Wednesday, October 20, 2010

Tomato Chair By Adelta Designed BY Eero Aarnio




Design Eero Aarnio, 1971.
Fiberglass. Made in Finland by Adelta.

At first sight, the Tomato chair looks complicated, but the second look shows an intelligent combination of 3 circles with same diameter, two of them being armrests, one stretched to a comfortable back, and even a fourth half circle up side down giving the chair a consequent seat. The tomato is much more than a chair, it is a piece of sculpture. To quote Eero Aarnio: "A product idea can come about in many different ways and here is one of them. I realized that Pastil Chair floats and carries the person who sits in it in water but it is very rickety. If there were three items like two great armrests and the back of the chair would be stable, and this is how the idea of the Tomato chair was born. The name reflects its looks: looking at the chair from the front there are two round shapes i.e. two circles like in the word tOmatO."

55" w | 44.5" d | 27.5" h

Aarnio was - and still is - one of the pioneers in using plastic in industrial design. Plastic material set the designers free to create every shape and use every color they wanted. This gave birth to objects oscillating between function and fun - but always fascinating ones.
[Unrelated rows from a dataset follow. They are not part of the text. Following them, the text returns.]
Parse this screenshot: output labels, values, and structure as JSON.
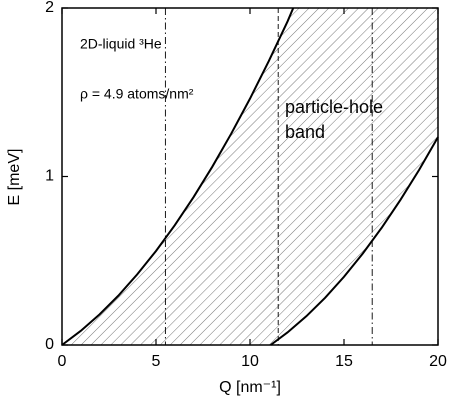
{
  "chart_data": {
    "type": "area",
    "xlabel": "Q [nm⁻¹]",
    "ylabel": "E [meV]",
    "xlim": [
      0,
      20
    ],
    "ylim": [
      0,
      2
    ],
    "xticks": [
      0,
      5,
      10,
      15,
      20
    ],
    "yticks": [
      0,
      1,
      2
    ],
    "color": "#000000",
    "hatch": true,
    "series": [
      {
        "x": [
          0,
          1,
          2,
          3,
          4,
          5,
          6,
          7,
          8,
          9,
          10,
          11,
          12,
          12.3
        ],
        "values": [
          0,
          0.084,
          0.182,
          0.293,
          0.419,
          0.558,
          0.711,
          0.878,
          1.059,
          1.254,
          1.462,
          1.685,
          1.921,
          2.0
        ]
      },
      {
        "x": [
          11.1,
          12,
          13,
          14,
          15,
          16,
          17,
          18,
          19,
          20
        ],
        "values": [
          0,
          0.075,
          0.171,
          0.281,
          0.405,
          0.543,
          0.695,
          0.861,
          1.04,
          1.234
        ]
      }
    ],
    "vlines": [
      {
        "x": 5.5,
        "style": "dashdot"
      },
      {
        "x": 11.5,
        "style": "dashed"
      },
      {
        "x": 16.5,
        "style": "dashdot"
      }
    ],
    "annotations": [
      "2D-liquid ³He",
      "ρ = 4.9 atoms/nm²"
    ],
    "band_label": [
      "particle-hole",
      "band"
    ]
  }
}
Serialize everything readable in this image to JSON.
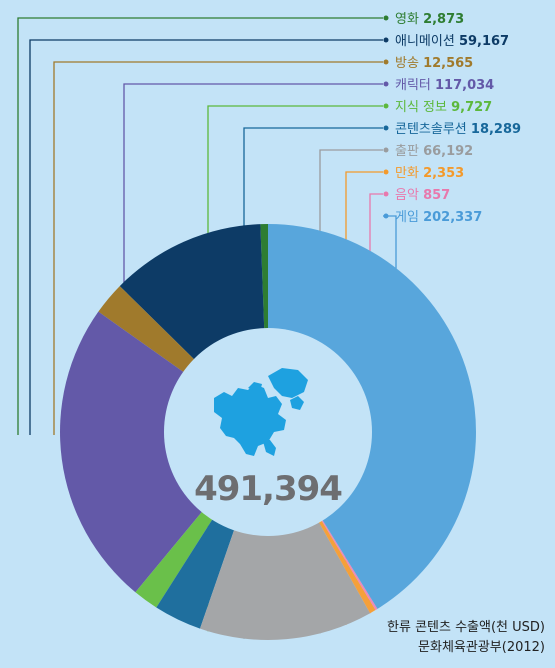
{
  "chart_data": {
    "type": "pie",
    "total_label": "491,394",
    "series": [
      {
        "name": "영화",
        "label": "2,873",
        "value": 2873,
        "color": "#2e7d32",
        "legend_color": "#2e7d32"
      },
      {
        "name": "애니메이션",
        "label": "59,167",
        "value": 59167,
        "color": "#0d3b66",
        "legend_color": "#0d3b66"
      },
      {
        "name": "방송",
        "label": "12,565",
        "value": 12565,
        "color": "#a07a2c",
        "legend_color": "#a07a2c"
      },
      {
        "name": "캐릭터",
        "label": "117,034",
        "value": 117034,
        "color": "#6359a8",
        "legend_color": "#6359a8"
      },
      {
        "name": "지식 정보",
        "label": "9,727",
        "value": 9727,
        "color": "#6ac04a",
        "legend_color": "#5cb83c"
      },
      {
        "name": "콘텐츠솔루션",
        "label": "18,289",
        "value": 18289,
        "color": "#1f6f9e",
        "legend_color": "#17679a"
      },
      {
        "name": "출판",
        "label": "66,192",
        "value": 66192,
        "color": "#a4a6a8",
        "legend_color": "#9a9c9e"
      },
      {
        "name": "만화",
        "label": "2,353",
        "value": 2353,
        "color": "#f5a03a",
        "legend_color": "#f39a2c"
      },
      {
        "name": "음악",
        "label": "857",
        "value": 857,
        "color": "#ee8ab6",
        "legend_color": "#e879ad"
      },
      {
        "name": "게임",
        "label": "202,337",
        "value": 202337,
        "color": "#58a6dc",
        "legend_color": "#4a9bd8"
      }
    ]
  },
  "footnote": {
    "line1": "한류 콘텐츠 수출액(천 USD)",
    "line2": "문화체육관광부(2012)"
  }
}
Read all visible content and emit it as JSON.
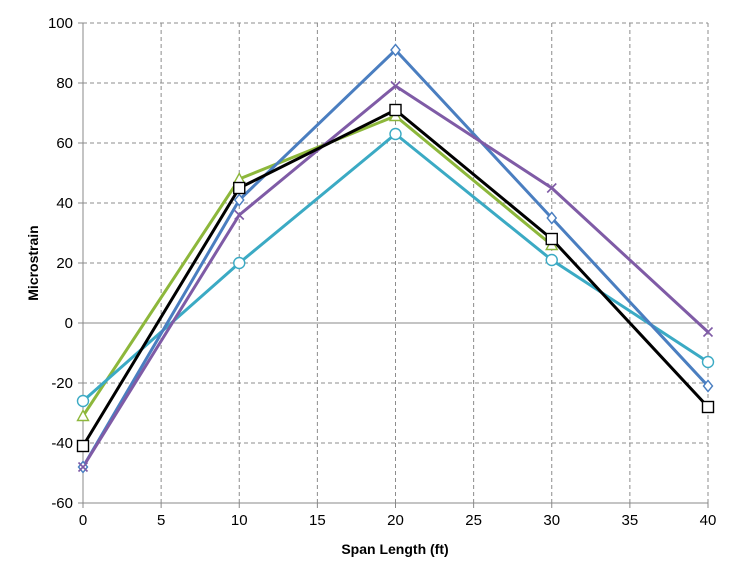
{
  "chart_data": {
    "type": "line",
    "xlabel": "Span Length (ft)",
    "ylabel": "Microstrain",
    "xlim": [
      0,
      40
    ],
    "ylim": [
      -60,
      100
    ],
    "x_ticks": [
      0,
      5,
      10,
      15,
      20,
      25,
      30,
      35,
      40
    ],
    "y_ticks": [
      -60,
      -40,
      -20,
      0,
      20,
      40,
      60,
      80,
      100
    ],
    "x_tick_labels": [
      "0",
      "5",
      "10",
      "15",
      "20",
      "25",
      "30",
      "35",
      "40"
    ],
    "y_tick_labels": [
      "-60",
      "-40",
      "-20",
      "0",
      "20",
      "40",
      "60",
      "80",
      "100"
    ],
    "grid": true,
    "legend": "none",
    "x": [
      0,
      10,
      20,
      30,
      40
    ],
    "series": [
      {
        "values": [
          -31,
          48,
          69,
          26,
          null
        ],
        "color": "#8DB73B",
        "marker": "triangle"
      },
      {
        "values": [
          -26,
          20,
          63,
          21,
          -13
        ],
        "color": "#3BAAC4",
        "marker": "circle"
      },
      {
        "values": [
          -48,
          41,
          91,
          35,
          -21
        ],
        "color": "#4A7EC0",
        "marker": "diamond"
      },
      {
        "values": [
          -48,
          36,
          79,
          45,
          -3
        ],
        "color": "#7F5BA6",
        "marker": "x"
      },
      {
        "values": [
          -41,
          45,
          71,
          28,
          -28
        ],
        "color": "#000000",
        "marker": "square"
      }
    ]
  }
}
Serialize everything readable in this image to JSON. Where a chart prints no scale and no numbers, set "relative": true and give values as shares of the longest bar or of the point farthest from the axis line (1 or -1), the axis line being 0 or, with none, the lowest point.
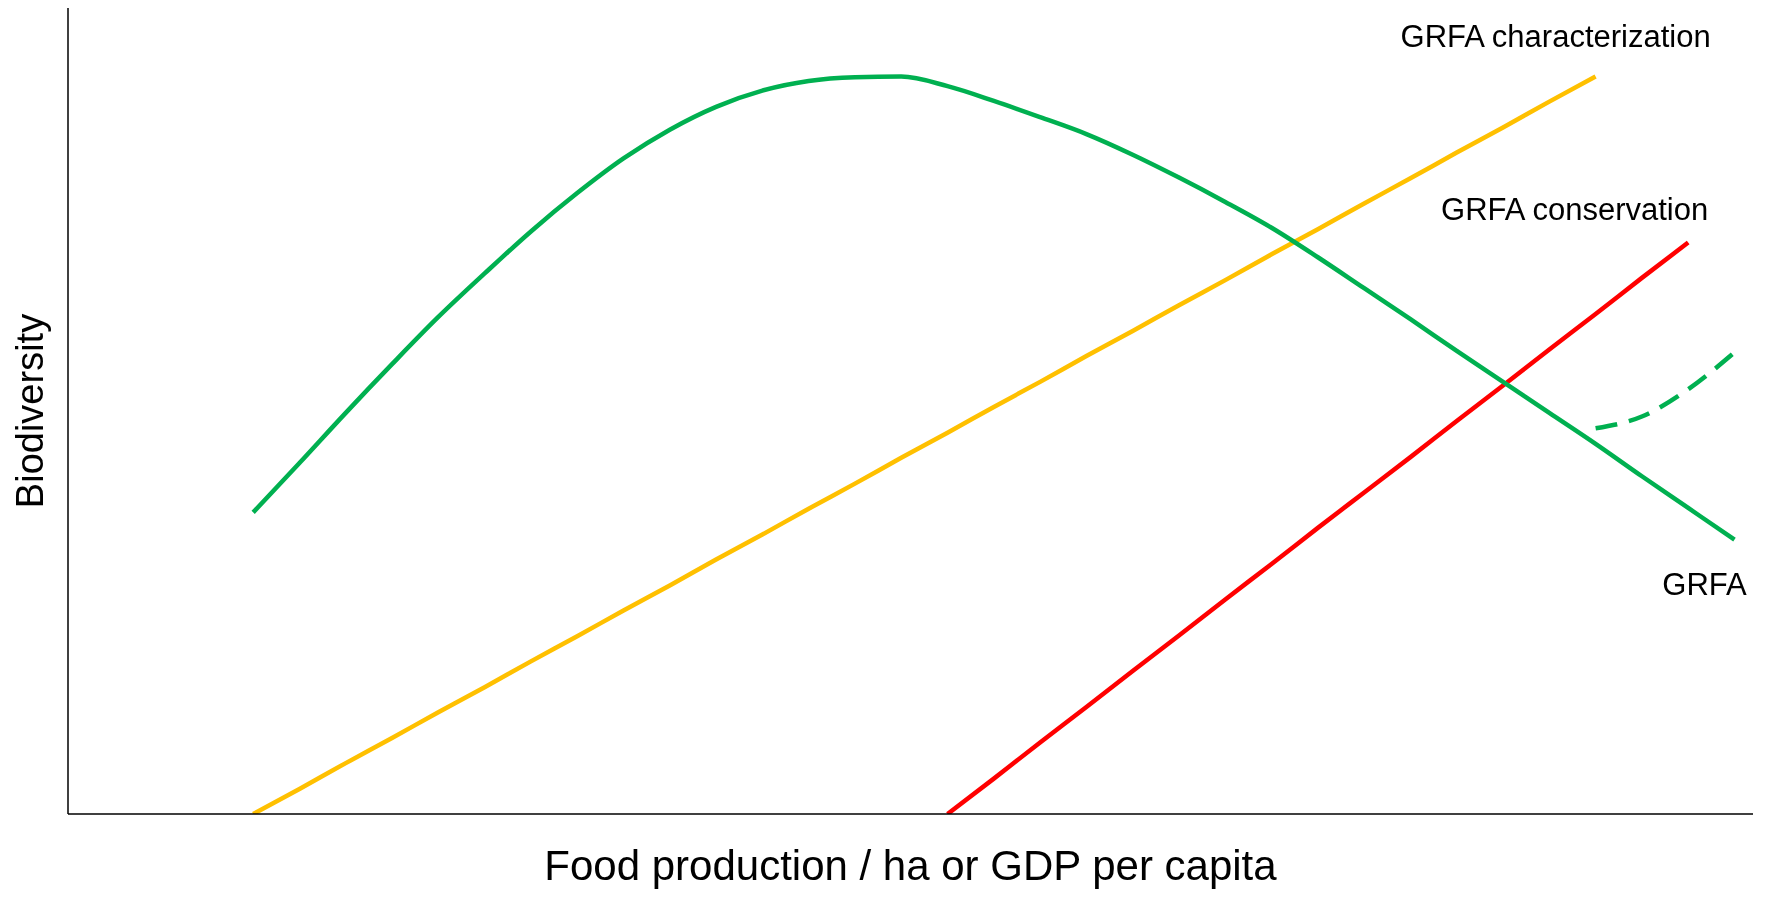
{
  "chart_data": {
    "type": "line",
    "relative": true,
    "xlabel": "Food production / ha or GDP per capita",
    "ylabel": "Biodiversity",
    "legend": false,
    "grid": false,
    "marker": "none",
    "categories": [
      null,
      null,
      null,
      null,
      null,
      null,
      null,
      null,
      null,
      null,
      null,
      null,
      null,
      null,
      null,
      null,
      null,
      null,
      null,
      null,
      null,
      null,
      null,
      null,
      null,
      null,
      null,
      null,
      null,
      null,
      null,
      null,
      null
    ],
    "series": [
      {
        "name": "GRFA characterization",
        "color": "#ffc000",
        "line_style": "solid",
        "values": [
          0,
          0.034,
          0.069,
          0.103,
          0.138,
          0.172,
          0.207,
          0.241,
          0.276,
          0.31,
          0.345,
          0.379,
          0.414,
          0.448,
          0.483,
          0.517,
          0.552,
          0.586,
          0.621,
          0.655,
          0.69,
          0.724,
          0.759,
          0.793,
          0.828,
          0.862,
          0.897,
          0.931,
          0.966,
          1,
          null,
          null,
          null
        ]
      },
      {
        "name": "GRFA conservation",
        "color": "#ff0000",
        "line_style": "solid",
        "values": [
          null,
          null,
          null,
          null,
          null,
          null,
          null,
          null,
          null,
          null,
          null,
          null,
          null,
          null,
          null,
          0,
          0.048,
          0.097,
          0.145,
          0.194,
          0.242,
          0.291,
          0.339,
          0.388,
          0.436,
          0.484,
          0.533,
          0.581,
          0.63,
          0.678,
          0.727,
          0.775,
          null
        ]
      },
      {
        "name": "GRFA",
        "color": "#00b050",
        "line_style": "solid",
        "values": [
          0.409,
          0.476,
          0.544,
          0.61,
          0.674,
          0.733,
          0.79,
          0.842,
          0.889,
          0.928,
          0.959,
          0.981,
          0.994,
          0.999,
          1,
          0.987,
          0.967,
          0.945,
          0.922,
          0.894,
          0.863,
          0.83,
          0.795,
          0.755,
          0.713,
          0.671,
          0.628,
          0.586,
          0.544,
          0.502,
          0.458,
          0.415,
          0.372
        ]
      },
      {
        "color": "#00b050",
        "line_style": "dashed",
        "values": [
          null,
          null,
          null,
          null,
          null,
          null,
          null,
          null,
          null,
          null,
          null,
          null,
          null,
          null,
          null,
          null,
          null,
          null,
          null,
          null,
          null,
          null,
          null,
          null,
          null,
          null,
          null,
          null,
          null,
          0.523,
          0.539,
          0.576,
          0.626
        ]
      }
    ]
  }
}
The finnish designer Eero Aarnio, born in 1932, studied from 1954 to 1957 at the Institute of Industrial Arts in Helsinki and started in 1962 with his own office as an interior and industrial designer.

Engaged in new ideas of furniture he designed the Ball Chair (or globe chair) already in 1963. It was produced some years later. Material (fibreglass) and shape were complete novelties for that time's furniture industry. The fibreglass ball is build on a metal swiveling base, and upholstered with foam/fibrefill. The original colors were white, red, black and orange.